Update: When David Brooks is wrong -- and that is often -- he usually errs on the side of naivete. Tomorrow's column argues that the real Mitt has escaped from his Tea Party handlers to give forth a proud, full-throated roar of moderation. He says that the only option Obama has in response to this pivot is to perform one of his own -- to switch from the accusation of extremism to one of making flippy floppy.
Well, to paraphrase our late-awakening president, this David Brooks should talk to Monday's David Brooks. That one had, with unintentional truth-telling, revealed the obvious alternate strategy: You continue to accuse Romney of being a conservative ideologue -- and add that he's a liar.
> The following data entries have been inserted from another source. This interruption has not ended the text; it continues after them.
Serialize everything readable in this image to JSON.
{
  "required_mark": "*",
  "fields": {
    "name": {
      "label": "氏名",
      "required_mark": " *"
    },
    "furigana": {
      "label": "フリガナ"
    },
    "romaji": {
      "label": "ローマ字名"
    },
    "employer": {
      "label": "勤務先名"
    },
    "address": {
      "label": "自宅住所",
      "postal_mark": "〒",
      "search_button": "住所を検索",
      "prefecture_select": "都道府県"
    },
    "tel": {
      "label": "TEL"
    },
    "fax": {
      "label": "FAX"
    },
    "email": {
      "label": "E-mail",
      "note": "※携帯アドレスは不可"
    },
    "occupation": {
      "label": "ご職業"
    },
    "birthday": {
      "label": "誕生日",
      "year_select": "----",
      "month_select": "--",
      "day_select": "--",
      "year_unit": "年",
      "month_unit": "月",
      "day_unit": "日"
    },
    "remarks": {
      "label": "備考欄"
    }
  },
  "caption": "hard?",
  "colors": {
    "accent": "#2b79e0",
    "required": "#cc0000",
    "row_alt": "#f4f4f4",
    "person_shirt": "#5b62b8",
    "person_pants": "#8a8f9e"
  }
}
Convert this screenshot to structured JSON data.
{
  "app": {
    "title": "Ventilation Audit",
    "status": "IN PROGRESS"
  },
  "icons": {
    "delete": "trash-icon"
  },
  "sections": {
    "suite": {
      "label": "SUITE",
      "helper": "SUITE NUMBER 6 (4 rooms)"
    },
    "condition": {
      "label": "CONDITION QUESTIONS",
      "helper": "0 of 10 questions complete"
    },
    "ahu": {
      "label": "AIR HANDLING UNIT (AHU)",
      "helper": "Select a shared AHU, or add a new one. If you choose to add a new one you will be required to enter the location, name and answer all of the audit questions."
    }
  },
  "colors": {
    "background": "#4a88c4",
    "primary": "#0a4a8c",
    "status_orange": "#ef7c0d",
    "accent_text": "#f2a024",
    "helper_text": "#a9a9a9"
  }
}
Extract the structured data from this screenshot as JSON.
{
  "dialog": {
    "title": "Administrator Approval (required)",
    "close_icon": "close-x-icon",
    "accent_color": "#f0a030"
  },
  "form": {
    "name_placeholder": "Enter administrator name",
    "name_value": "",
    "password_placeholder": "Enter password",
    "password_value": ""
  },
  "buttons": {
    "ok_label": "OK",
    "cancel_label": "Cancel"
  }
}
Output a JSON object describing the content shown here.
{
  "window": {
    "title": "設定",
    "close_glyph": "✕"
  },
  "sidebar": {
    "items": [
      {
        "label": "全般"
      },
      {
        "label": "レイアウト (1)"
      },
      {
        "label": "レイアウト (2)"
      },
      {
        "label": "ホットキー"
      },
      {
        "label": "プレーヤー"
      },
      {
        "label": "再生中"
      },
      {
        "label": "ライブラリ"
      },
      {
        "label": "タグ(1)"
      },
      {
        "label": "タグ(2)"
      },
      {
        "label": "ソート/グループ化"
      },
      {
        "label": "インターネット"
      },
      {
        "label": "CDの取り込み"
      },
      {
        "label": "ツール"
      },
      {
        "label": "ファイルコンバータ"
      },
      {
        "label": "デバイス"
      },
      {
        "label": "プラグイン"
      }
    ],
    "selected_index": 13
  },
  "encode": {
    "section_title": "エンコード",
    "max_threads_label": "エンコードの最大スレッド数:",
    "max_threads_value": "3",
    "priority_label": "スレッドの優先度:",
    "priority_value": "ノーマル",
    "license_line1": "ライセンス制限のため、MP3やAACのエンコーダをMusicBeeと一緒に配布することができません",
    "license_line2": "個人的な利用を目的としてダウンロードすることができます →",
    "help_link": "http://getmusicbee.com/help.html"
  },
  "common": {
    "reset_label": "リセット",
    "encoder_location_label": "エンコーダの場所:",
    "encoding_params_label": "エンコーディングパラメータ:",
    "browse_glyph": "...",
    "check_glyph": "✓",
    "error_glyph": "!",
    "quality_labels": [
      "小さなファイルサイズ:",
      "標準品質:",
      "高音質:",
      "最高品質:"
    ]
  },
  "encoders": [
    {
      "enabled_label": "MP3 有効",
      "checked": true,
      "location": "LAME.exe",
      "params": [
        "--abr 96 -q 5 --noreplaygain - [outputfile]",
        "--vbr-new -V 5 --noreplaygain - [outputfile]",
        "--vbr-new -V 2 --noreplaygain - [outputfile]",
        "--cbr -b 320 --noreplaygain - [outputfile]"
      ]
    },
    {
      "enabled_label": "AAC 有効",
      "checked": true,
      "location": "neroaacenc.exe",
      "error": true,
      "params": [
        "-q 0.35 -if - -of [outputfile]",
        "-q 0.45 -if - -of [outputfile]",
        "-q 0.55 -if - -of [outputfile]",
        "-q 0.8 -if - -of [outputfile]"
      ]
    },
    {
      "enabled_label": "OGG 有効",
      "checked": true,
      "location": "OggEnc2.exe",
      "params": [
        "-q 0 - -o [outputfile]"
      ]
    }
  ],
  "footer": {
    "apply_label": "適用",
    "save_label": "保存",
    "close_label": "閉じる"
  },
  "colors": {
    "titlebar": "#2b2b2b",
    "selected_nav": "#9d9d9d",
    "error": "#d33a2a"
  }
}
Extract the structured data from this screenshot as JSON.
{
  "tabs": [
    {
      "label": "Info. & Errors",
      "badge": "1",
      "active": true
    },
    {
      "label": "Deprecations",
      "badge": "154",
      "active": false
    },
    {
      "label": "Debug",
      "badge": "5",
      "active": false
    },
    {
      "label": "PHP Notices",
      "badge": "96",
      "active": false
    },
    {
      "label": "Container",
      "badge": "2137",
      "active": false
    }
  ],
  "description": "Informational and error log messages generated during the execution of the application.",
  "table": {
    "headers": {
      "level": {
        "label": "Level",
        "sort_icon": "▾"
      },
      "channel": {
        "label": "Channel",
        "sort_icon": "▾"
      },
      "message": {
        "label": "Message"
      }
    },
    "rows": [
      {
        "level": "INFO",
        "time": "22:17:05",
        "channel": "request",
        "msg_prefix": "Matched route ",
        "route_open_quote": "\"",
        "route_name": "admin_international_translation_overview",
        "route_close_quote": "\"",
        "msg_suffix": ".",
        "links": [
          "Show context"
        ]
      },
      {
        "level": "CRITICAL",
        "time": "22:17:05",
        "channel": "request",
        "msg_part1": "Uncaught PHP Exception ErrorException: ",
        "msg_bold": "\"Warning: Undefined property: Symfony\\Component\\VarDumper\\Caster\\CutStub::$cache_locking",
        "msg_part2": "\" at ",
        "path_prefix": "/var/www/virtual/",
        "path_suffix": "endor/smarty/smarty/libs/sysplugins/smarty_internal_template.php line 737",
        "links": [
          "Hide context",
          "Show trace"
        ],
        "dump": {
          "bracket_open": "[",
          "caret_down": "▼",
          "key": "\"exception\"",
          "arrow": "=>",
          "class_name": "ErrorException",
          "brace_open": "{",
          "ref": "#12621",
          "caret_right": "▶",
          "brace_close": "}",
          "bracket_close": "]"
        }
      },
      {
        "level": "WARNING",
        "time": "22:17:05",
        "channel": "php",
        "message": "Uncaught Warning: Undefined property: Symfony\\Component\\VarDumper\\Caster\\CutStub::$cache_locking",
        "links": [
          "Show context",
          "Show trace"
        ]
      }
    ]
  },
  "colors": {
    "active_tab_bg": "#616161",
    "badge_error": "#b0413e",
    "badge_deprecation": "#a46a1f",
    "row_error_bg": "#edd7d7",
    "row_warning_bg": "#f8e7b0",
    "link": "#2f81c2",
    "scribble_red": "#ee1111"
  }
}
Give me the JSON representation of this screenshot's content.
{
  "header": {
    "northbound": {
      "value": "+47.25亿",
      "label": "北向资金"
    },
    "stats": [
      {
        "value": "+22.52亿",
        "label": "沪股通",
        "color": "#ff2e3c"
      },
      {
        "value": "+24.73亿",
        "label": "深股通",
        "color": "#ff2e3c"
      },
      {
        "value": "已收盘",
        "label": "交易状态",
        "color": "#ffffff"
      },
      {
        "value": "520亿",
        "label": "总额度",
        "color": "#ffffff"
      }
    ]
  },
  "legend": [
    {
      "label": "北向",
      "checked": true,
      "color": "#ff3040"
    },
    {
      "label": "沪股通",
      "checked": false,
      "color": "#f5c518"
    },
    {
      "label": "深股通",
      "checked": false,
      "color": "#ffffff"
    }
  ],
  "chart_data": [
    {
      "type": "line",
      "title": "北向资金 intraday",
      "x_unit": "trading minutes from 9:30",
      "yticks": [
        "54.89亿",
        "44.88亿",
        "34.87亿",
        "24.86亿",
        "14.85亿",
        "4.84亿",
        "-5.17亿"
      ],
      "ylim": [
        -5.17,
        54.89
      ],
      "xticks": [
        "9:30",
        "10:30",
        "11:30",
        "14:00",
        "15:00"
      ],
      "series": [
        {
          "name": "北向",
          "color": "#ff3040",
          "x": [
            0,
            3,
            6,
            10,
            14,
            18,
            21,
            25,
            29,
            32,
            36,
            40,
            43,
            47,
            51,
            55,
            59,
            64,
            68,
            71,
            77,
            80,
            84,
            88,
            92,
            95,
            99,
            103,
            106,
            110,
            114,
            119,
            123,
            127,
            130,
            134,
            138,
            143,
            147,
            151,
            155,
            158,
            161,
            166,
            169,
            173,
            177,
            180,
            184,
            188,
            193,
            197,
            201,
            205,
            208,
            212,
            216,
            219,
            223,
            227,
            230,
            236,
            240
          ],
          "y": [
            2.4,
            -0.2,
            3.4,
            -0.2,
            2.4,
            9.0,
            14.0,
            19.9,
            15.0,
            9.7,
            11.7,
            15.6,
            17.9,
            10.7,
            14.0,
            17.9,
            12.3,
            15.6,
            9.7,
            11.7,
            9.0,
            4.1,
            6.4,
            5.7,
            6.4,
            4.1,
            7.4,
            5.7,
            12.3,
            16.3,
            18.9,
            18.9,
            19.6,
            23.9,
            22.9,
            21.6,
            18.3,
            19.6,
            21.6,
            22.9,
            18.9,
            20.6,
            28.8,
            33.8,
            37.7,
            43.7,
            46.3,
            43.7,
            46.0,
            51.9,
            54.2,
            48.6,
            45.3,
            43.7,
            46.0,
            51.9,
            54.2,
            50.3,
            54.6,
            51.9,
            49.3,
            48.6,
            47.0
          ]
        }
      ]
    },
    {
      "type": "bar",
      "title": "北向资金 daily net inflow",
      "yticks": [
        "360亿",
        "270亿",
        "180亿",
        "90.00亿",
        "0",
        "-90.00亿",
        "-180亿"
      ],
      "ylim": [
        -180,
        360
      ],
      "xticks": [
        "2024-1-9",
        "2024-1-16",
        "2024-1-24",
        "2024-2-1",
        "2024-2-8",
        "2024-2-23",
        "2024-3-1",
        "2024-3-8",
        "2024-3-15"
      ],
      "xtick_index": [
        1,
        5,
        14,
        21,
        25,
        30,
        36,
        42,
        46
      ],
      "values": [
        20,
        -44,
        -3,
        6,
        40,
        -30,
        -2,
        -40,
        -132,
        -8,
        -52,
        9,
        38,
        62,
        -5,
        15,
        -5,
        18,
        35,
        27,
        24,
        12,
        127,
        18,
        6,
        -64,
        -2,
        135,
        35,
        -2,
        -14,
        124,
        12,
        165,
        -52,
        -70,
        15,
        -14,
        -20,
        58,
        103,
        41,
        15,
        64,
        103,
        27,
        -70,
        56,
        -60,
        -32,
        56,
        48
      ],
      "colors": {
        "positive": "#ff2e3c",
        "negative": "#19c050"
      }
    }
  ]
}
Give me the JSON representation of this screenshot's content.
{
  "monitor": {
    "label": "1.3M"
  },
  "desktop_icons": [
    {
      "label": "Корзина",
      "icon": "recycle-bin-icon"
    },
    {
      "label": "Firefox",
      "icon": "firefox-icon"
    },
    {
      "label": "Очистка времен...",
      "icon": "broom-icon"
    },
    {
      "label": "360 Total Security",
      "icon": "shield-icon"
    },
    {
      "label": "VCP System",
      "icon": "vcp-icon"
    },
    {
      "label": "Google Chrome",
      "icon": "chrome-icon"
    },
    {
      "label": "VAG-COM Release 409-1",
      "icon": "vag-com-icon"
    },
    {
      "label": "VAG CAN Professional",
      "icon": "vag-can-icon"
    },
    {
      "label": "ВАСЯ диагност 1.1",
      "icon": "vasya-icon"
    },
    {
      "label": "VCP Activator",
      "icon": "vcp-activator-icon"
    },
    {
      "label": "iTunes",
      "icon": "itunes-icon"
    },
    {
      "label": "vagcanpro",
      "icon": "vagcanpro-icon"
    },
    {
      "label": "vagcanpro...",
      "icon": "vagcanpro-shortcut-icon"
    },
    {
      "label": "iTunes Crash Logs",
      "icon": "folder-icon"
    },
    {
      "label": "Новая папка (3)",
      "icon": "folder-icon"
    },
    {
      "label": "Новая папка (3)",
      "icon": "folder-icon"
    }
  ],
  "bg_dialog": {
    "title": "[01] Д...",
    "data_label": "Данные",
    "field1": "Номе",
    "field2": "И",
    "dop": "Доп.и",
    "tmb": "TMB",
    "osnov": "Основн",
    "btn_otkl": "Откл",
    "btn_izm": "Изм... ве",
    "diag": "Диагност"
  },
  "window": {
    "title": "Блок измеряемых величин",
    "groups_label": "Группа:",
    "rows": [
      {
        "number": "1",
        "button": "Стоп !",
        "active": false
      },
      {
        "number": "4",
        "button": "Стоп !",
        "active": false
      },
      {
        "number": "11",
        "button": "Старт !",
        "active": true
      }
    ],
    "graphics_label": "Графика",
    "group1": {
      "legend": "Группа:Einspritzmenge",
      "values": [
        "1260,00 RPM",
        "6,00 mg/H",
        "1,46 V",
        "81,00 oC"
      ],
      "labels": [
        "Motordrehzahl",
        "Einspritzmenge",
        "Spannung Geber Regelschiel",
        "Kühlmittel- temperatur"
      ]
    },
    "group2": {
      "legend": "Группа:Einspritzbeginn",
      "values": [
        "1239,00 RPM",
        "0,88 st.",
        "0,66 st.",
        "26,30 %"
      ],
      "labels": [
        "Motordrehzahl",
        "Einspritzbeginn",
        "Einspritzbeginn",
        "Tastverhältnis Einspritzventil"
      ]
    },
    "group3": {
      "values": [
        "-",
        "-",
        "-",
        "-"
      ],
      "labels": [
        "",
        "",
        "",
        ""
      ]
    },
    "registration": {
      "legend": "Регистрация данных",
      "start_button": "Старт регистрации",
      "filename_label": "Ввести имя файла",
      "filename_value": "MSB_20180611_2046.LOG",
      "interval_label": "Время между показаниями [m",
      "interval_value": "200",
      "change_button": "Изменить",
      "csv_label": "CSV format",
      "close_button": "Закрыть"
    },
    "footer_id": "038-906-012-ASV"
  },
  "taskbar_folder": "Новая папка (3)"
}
That's what Obama did today. Will it stick? Remains to be seen. "Liar" is more aggressive than "flip-flopper," and Obama doesn't like to be aggressive, but the shoe does fit. It fits the guy who created the prototype for Obamacare, only to demonize it for a year and swear he'll repeal it on day one of his presidency (as if). It fits the guy who doesn't just change from the $5 Trillion Man to the Lone Ranger in a flash, but denies that he ever said the other thing in the first place (you know, the thing that's in the party platform, that the Republican House passed with nary a dissent, that Romney repeated over and over). And he did so with pathological insouciance. Yeah, liar can stick.
Indeed, one of the highest-risk bets of Romney's Hail Mary is that people will only pay attention to last night -- and, presumably, the next month -- and not the previous year. That they'll look at this only as an election between Moderate Competent Romney and Moderate Incompetent Obama, ignoring the party Romney represents. And that they'll believe that the Romney now playing the compassionate conservative in public is the real one, rather than the shockingly cynical, heartless plutocrat of the "47 percent" conversation in private. It might work, but as I say, it's definitely a high-risk bet. Especially given the existence of that video. Expect to see it a whole lot for the next month.
1 comment:
Falstaff, raise the flag high. You nailed this one over and over. Liar, liar, pants on fire. Obama has to say it, over and over. 47%. 47%. Those scumbags who feel they're entitled to food.